At the moment, she hoped Julia hadn’t seen her looking. Or had taken her stare for abstraction, figuring the accounts, maybe, or making a mental shopping list for tomorrow’s trip to the market.

Julia didn’t appear to have seen, or else had decided to play the game by Nicole’s rules. In a way. “I hope she doesn’t take it too hard, “ she said. “Your brother’s angry at you as it is. You don’t want to get your whole family up in arms.”

“That’s the last thing I want.” Nicole paused. That was it; she’d had it. She had to say it, and never mind what Julia thought. “No, the next to last thing. The last thing I want is for people to think they can tell me what to do.”

Julia sighed. People had been telling her what to do since she was born. That thought, and the thought of a family row on the horizon, crystallized the timing of the decision Nicole had already made. “Come on, Julia. We’re going over to the town-council building and do what we have to do to set you free.”

“Right now?” Julia said. Nicole nodded. Julia still looked as if she didn’t believe it. “You’re going to close the place down and everything?”

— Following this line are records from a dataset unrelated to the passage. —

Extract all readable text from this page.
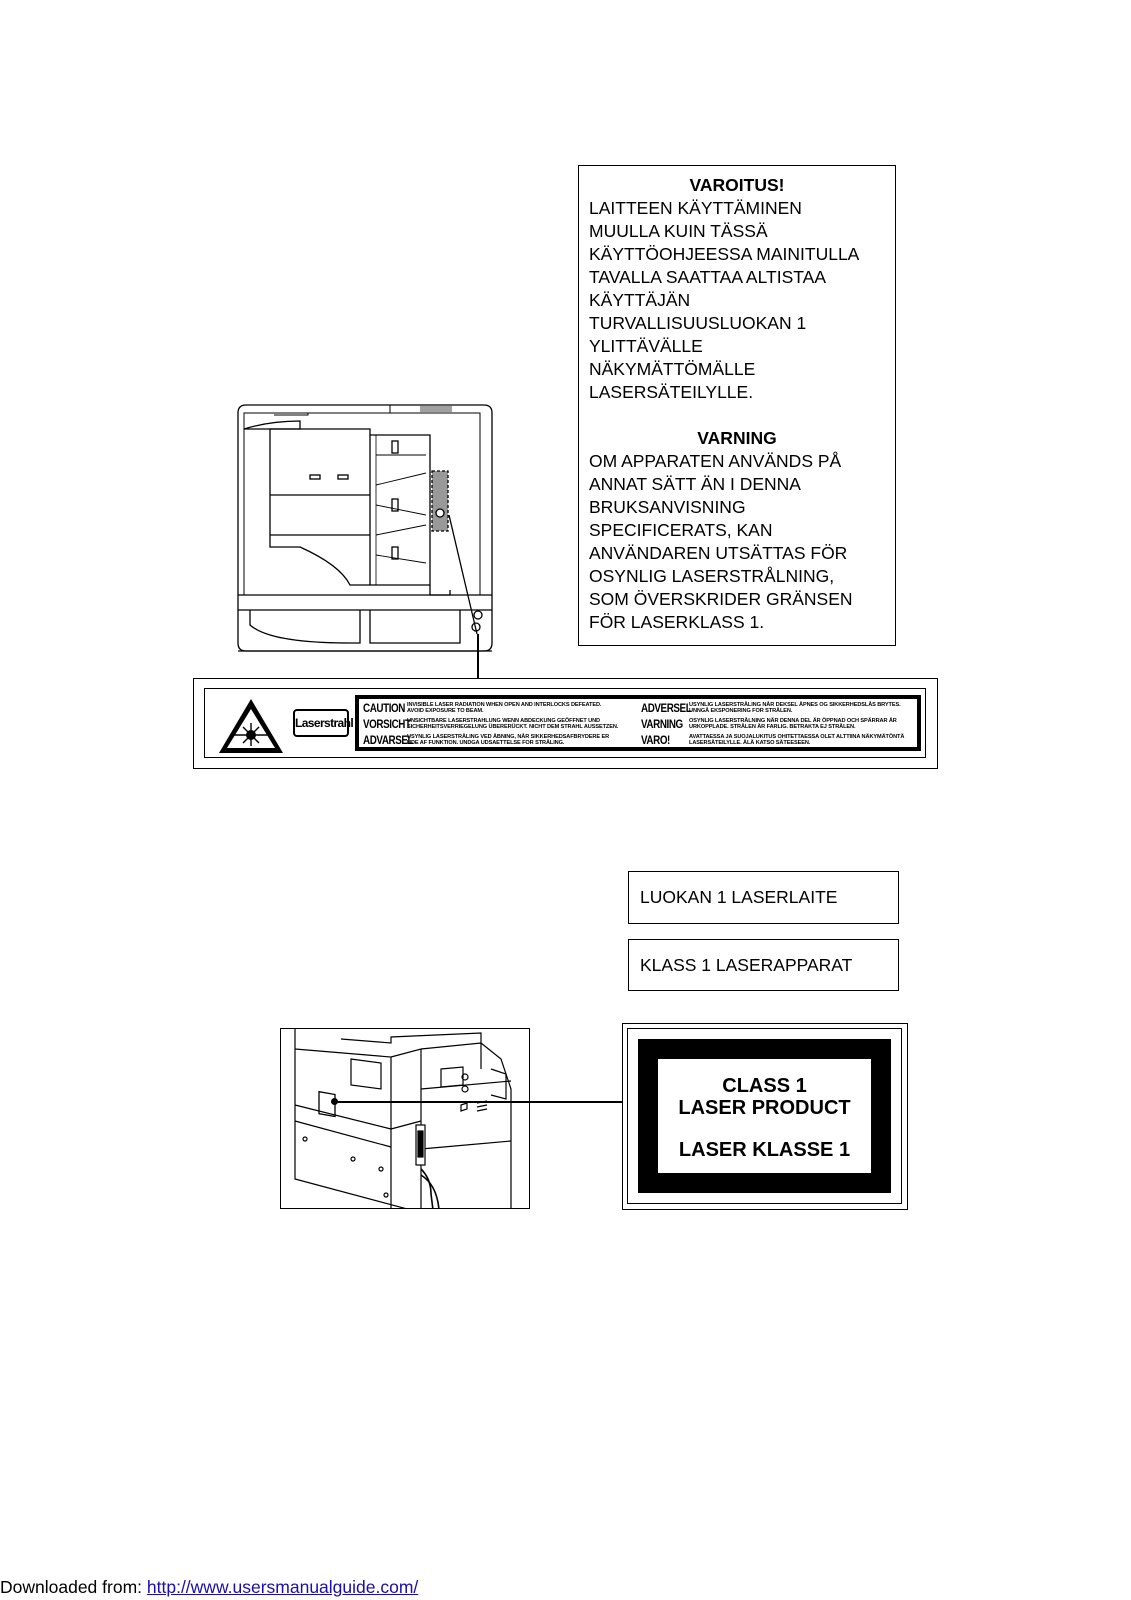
VAROITUS!
LAITTEEN KÄYTTÄMINEN
MUULLA KUIN TÄSSÄ
KÄYTTÖOHJEESSA MAINITULLA
TAVALLA SAATTAA ALTISTAA
KÄYTTÄJÄN
TURVALLISUUSLUOKAN 1
YLITTÄVÄLLE
NÄKYMÄTTÖMÄLLE
LASERSÄTEILYLLE.
VARNING
OM APPARATEN ANVÄNDS PÅ
ANNAT SÄTT ÄN I DENNA
BRUKSANVISNING
SPECIFICERATS, KAN
ANVÄNDAREN UTSÄTTAS FÖR
OSYNLIG LASERSTRÅLNING,
SOM ÖVERSKRIDER GRÄNSEN
FÖR LASERKLASS 1.
Laserstrahl
CAUTION INVISIBLE LASER RADIATION WHEN OPEN AND INTERLOCKS DEFEATED.
AVOID EXPOSURE TO BEAM.
VORSICHT
UNSICHTBARE LASERSTRAHLUNG WENN ABDECKUNG GEÖFFNET UND
SICHERHEITSVERRIEGELUNG ÜBERERÜCKT. NICHT DEM STRAHL AUSSETZEN.
ADVARSEL
USYNLIG LASERSTRÅLING VED ÅBNING, NÅR SIKKERHEDSAFBRYDERE ER
UDE AF FUNKTION. UNDGA UDSAETTELSE FOR STRÅLING.
ADVERSEL
USYNLIG LASERSTRÅLING NÅR DEKSEL ÅPNES OG SIKKERHEDSLÅS BRYTES.
UNNGÅ EKSPONERING FOR STRÅLEN.
VARNING OSYNLIG LASERSTRÅLNING NÄR DENNA DEL ÄR ÖPPNAD OCH SPÄRRAR ÄR
URKOPPLADE. STRÅLEN ÄR FARLIG. BETRAKTA EJ STRÅLEN.
VARO!	AVATTAESSA JA SUOJALUKITUS OHITETTAESSA OLET ALTTIINA NÄKYMÄTÖNTÄ
LASERSÄTEILYLLE. ÄLÄ KATSO SÄTEESEEN.
LUOKAN 1 LASERLAITE
KLASS 1 LASERAPPARAT
CLASS 1
LASER PRODUCT
LASER KLASSE 1
Downloaded from: http://www.usersmanualguide.com/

“That’s right,” Nicole said with the crispness of a decision well and firmly made. It felt wonderful. “Fabia Ursa can keep an eye on the children while we’re gone.” Fabia Ursa was by now a fixture of Nicole’s morning routine. Nicole had learned in the course of her chatter that she and her husband owned the house-shop combination next door to Nicole’s, the one she’d seen across the alley the first morning she’d awakened in Carnuntum. They were brassworkers and tinkers: they made and repaired pots and pans. Or rather, the husband did; Fabia Ursa had the skill and the craft, she said, but with this baby coming after she’d lost two, she was taking things slower than usual. Hence her mornings in Umma’s tavern.

She’d just left a while before, in fact, saying that she needed to see to something in the shop. If Nicole strained, she could hear that clear, somewhat strident voice chattering to a customer as it chattered in her own ear every morning.

Lucius and Aurelia didn’t raise a ruckus about having Fabia Ursa watch them; they had someplace less familiar in which to get into mischief. Nicole overheard Aurelia reminding Lucius, quite seriously, “We do have to be a little bit careful. Fabia Ursa will wallop us if we’re naughty. “

Nicole stiffened — a reaction she had much too often in this world and time. What was she supposed to make of that? Should she tell Fabia Ursa not to hit them even if they misbehaved? Fabia Ursa was a gentle soul, as people went in Carnuntum, but she was completely unsentimental — and Nicole had heard her, more than once, approve of a woman who spanked her children. If Nicole tried to force her to lay off the kids, she’d smile, pat Nicole’s arm, and say kindly, “Oh, very well, dear, if you insist — but since I can’t possibly keep from hitting a child who’s being a brat, I can’t possibly look after your children for you, now, can I?”